VIJFENDERTIG
Om drie voor zeven de volgende ochtend zag Pike een metallic-blauwe Ford vanaf Alameda Street de parkeerplaats bij Union Station op draaien. De auto remde af voor de honderden forenzen die uit het station van de ondergrondse kwamen en reed heel langzaam naar de andere kant van het parkeerterrein.
Donald Pitman zat aan het stuur en Kevin Blanchette zat naast hem. Dit was de eerste keer dat Pike beide mannen zag, maar Cole had hen goed beschreven en Pitman had gezegd dat ze in de blauwe auto zouden komen. Het waren allebei keurig geschoren, vriendelijk uitziende mannen van achter in de dertig. Pitman had een smal gezicht met een scherpe neus; Blanchette was dikker en had mollige wangen en een kalende kruin.
Zij en de andere zeven federale agenten die zich verdekt hadden opgesteld rondom het station, zagen Pike niet. Pike nam aan dat het federale agenten waren, maar hij wist het niet zeker en het kon hem ook niet schelen. Ze hadden anderhalf uur geleden hun positie ingenomen. Pike zat al sinds drie uur op zijn post.
Pike hield hen door zijn Zeiss-verrekijker in de gaten vanuit de voorraadkamer op de eerste verdieping van een Mexicaans Restaurant in Olvera Street dat eigendom was van zijn vriend Frank Garcia. De benedenverdieping werd verbouwd, zodat de keuken gesloten was. Pitman verwachtte dat Pike en Larkin om zeven uur zouden arriveren, maar dat gebeurde niet. Larkin en Cole zaten nu ongeveer aan het ontbijt en Pike zat in de voorraadkamer.
Om 7.22 uur stapten Pitman en Blanchette uit de auto. Ze keken aandachtig naar de passerende auto’s en de forenzen die uit het station kwamen, maar Pike wist dat ze ongerust waren.
Om 7.30 uur stapten ze weer in hun auto. Het zou niet lang meer duren voor ze accepteerden dat ze belazerd waren.
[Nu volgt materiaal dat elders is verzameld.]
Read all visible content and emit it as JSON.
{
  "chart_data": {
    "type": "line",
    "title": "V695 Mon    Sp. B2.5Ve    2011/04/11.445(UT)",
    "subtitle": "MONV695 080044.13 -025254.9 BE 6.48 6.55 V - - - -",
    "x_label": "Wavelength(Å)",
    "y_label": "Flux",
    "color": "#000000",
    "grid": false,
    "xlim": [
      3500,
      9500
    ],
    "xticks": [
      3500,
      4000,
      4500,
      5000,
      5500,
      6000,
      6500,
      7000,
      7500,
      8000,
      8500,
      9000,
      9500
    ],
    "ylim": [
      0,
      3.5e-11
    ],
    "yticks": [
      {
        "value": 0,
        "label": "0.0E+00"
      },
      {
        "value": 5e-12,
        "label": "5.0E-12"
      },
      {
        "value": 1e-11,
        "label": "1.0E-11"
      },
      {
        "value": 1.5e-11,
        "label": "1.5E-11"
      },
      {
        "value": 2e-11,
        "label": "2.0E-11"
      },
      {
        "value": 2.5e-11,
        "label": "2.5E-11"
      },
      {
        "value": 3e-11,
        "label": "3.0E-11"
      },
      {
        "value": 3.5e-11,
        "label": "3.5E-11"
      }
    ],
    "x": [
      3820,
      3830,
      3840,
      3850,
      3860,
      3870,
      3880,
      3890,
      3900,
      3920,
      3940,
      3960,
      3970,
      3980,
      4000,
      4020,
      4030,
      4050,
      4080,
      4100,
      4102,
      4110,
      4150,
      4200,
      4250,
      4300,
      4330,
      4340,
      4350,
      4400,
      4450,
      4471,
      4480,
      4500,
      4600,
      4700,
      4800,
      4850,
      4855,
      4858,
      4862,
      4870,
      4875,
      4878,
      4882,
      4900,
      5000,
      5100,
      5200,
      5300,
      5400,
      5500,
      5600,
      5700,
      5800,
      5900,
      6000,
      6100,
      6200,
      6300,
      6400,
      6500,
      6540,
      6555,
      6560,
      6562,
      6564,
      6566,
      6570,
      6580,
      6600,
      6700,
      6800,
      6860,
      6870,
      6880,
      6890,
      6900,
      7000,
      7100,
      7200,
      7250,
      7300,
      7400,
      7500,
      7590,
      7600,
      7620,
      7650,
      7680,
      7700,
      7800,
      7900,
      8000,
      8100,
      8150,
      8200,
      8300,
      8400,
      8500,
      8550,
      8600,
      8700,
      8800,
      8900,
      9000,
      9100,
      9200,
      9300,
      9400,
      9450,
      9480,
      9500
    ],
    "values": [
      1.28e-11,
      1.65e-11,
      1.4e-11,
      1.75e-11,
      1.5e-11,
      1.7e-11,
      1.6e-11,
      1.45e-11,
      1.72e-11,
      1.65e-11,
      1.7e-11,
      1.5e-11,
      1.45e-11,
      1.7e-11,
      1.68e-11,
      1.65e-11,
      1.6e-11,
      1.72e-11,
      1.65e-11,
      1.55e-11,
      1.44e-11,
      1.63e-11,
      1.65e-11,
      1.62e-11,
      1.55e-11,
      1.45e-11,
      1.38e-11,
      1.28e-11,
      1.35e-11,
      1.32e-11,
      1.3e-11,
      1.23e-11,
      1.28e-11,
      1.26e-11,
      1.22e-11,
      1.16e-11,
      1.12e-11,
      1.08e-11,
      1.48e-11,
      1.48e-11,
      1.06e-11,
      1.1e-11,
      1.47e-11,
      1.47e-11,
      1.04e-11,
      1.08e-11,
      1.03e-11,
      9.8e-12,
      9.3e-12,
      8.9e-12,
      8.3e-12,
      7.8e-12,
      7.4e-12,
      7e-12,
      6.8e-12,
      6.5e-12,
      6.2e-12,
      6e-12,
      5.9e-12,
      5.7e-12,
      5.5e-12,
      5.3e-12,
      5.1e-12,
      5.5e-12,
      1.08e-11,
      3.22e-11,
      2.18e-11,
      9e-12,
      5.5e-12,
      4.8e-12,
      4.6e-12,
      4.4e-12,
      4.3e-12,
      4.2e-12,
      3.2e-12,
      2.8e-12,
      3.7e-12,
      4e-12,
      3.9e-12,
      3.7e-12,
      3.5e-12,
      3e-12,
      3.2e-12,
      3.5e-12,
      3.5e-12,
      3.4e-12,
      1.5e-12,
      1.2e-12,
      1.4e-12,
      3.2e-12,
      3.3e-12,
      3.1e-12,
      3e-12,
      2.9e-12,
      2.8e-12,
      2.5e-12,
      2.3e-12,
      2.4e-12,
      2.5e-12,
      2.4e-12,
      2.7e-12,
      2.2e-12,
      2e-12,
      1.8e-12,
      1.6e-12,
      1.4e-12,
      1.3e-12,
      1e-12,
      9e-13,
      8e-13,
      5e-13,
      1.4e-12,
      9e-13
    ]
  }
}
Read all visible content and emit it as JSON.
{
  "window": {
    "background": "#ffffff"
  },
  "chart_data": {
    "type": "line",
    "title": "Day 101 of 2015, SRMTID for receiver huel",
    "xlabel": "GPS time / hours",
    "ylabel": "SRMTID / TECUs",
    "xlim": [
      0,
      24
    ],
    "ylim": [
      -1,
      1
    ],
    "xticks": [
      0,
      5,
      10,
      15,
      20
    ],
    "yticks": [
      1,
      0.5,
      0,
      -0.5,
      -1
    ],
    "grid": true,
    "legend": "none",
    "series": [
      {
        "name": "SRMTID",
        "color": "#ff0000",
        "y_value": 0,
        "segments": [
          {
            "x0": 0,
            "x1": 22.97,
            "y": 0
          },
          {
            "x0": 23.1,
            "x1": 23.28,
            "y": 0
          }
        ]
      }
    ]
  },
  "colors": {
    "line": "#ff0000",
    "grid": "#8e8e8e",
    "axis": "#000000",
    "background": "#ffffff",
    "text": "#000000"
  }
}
Pike haastte zich de trap af naar het personeelstoilet bij de keuken. Er zat één raam in dat uitkeek op Union Station. Pike had het al opengezet toen hij aankwam, zodat niemand zou zien dat het bewoog.
Om 7.51 uur kwamen de zeven agenten die de omgeving in het oog hielden, tevoorschijn uit hun schuilplaats en verzamelden zich aan de noord kant van de parkeerplaats. Pitman had de actie afgeblazen. Pike verliet het restaurant en wandelde naar Coles auto, die hij aan het einde van Olvera Street had neergezet. Cole had geruild voor de Lexus.
Pike volgde de blauwe Ford in zuidelijke richting over Alameda naar het Royal Building, het federale kantoorgebouw. Het verkeer was één lange file en er mochten maar een paar auto’s per keer door het spaarzame groene licht, maar Pike rekende erop dat dit in zijn voordeel zou werken.
De blauwe Ford bevond zich drie auto’s voor hem toen het licht rood werd en Pitman vaststond. Pike stuurde Coles auto een laadzone in, stapte uit en hield de verkeerslichten in de gaten. Toen het licht knipperde om aan te geven dat het zo op groen zou springen, schoot Pike naar voren.
Pike naderde de Ford als een haai die een bloedspoor volgt en viel aan vanuit hun dode hoek. De mannen zagen hem geen van beiden en verwachtten zijn aanval ook niet. Pike kwam bij Blanchettes kant van de auto op het moment dat het licht op groen sprong en sloeg Blanchettes ruitje kapot met zijn pistool.
Pike rukte het portier open en duwde, luid schreeuwend om de man nog meer in verwarring te brengen, zijn wapen in Blanchettes zij. ‘Je gordel. Maak je gordel los…’
Pike nam Blanchette zijn wapen af, trok hem uit de auto en legde hem op zijn buik op straat, terwijl hij zijn wapen op Pitman richtte.
‘Handen op het stuur! Op het stuur of ik schiet.’
De auto’s voor hen waren weg, de rijbaan was verlaten. Achter hen werd getoeterd toen Pike snel in de auto stapte.
‘Pike?’ zei Pitman.
Pike nam Pitman zijn wapen af en gooide het op de achterbank. Buiten kwam Blanchette overeind.
‘Rijden!’
Pitman verroerde zich niet, misschien omdat hij een beetje beduusd was, maar zijn ogen vlamden van boosheid.
‘Ik ben een federaal agent. Je kunt niet…’
Pike sloeg hem hard op het voorhoofd met zijn pistool, greep het stuur en scheurde door het rode licht.